Once the energy consumption profile is understood, it is time to consider the different technologies. Solar photovoltaic (PV) panels are one of the most popular technologies, with companies using the energy generated on-site instead of relying on the grid. By reducing the amount of energy purchased from a supplier, companies can reduce their energy costs and even earn revenue through the government’s Feed-in-Tariff payments (FITs).
In addition to solar PV, in locations where there is considerable need for heating we are installing modern biomass boilers as a low carbon alternative to gas, oil or coal. This technology is most suitable for buildings such as offices, schools or care homes.
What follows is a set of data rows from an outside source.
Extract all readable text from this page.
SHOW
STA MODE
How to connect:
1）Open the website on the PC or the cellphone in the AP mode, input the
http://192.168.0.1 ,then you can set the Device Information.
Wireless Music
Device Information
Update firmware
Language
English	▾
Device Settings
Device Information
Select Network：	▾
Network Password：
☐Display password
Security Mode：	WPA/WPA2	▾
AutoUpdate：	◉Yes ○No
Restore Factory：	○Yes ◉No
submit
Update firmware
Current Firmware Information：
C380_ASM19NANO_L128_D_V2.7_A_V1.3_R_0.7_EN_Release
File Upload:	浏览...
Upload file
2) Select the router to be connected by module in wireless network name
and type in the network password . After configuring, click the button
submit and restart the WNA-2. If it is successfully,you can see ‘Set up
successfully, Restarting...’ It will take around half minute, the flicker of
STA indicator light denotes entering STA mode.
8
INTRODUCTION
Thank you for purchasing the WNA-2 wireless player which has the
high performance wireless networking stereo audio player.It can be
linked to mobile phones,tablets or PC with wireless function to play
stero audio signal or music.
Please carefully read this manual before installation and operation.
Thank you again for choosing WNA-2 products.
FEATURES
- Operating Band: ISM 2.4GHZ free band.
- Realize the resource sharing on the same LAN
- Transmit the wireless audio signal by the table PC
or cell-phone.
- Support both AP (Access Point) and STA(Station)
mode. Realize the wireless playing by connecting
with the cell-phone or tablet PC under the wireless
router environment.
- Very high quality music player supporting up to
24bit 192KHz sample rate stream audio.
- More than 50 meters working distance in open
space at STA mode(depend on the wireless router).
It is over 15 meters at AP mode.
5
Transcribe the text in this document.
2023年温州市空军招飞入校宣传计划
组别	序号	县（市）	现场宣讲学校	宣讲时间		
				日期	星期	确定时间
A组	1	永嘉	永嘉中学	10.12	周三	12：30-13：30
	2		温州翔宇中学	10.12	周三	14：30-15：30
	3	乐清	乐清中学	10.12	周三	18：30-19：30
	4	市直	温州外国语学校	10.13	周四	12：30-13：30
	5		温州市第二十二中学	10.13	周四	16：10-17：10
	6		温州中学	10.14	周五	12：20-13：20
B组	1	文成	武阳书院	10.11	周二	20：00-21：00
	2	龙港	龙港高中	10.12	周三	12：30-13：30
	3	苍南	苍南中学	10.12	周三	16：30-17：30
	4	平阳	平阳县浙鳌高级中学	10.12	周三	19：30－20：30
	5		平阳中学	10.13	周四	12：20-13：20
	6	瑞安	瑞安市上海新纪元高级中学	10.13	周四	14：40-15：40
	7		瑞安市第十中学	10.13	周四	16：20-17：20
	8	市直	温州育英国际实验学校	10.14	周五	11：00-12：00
As with solar PV, biomass boilers also receive a feed-in-tariff incentive to promote their increased use under the Renewable Heat Incentive (RHI), shortening the pay-back period of the investment. This type of solution proves to be very cost effective and is also socially responsible where connections to the main gas network are not available.
Another self-generation energy technology to consider is ground source heat pumps, which extract solar and/or geothermal energy from the ground. They then work similarly to a fridge by compressing and magnifying that energy to create enough heat to generate room warmth and heat water.
Through monitoring energy consumption and accurate understanding of self-generation technology output specifications, it is possible to complete the important payback calculations. Changing the specification of the technology to better match the consumption profile could enhance the revenue received from the government’s Feed-in-Tariff.
Organisations need to consider that technology installed today will, in all likeliness, be generating for the next 25 years (the duration of the FIT). Getting the specification right and maximising generation potential is particularly important over this 25 year period. The right specification could mean the difference of anywhere between a 12 to 15 year payback.
For many businesses, as well as cost savings, carbon emissions reduction is a significant objective of installing self-generation energy technology. Birmingham Airport is a good example. The installation of 200 solar panels on the terminal roof is set to save the Airport 22 tonnes of carbon dioxide annually and will generate 40,000 kWh of electricity a year. Working in partnership with npower, the airport has installed a 50kpw solar photovoltaic (PV) system. This is the first renewable energy and zero carbon installation on the airport site and is part of a wider project to improve energy management and reduce its carbon footprint. The installation was completed in December and took just over 6 weeks.
Airports are a good fit for solar PV, with large roof space on buildings in use throughout the day. There is usually an optimal south facing roof on which to site the array. However, there are also some specific challenges for installing solar at airports, not least in ensuring a suitable product is specified to ensure there is no danger of sunlight reflection off the panels impeding the vision of pilots.
With businesses concerned about the cost of energy, as well as future energy supply and demand on the grid, it is likely that more will look to self-generation energy technology to reduce carbon emissions and supply costs.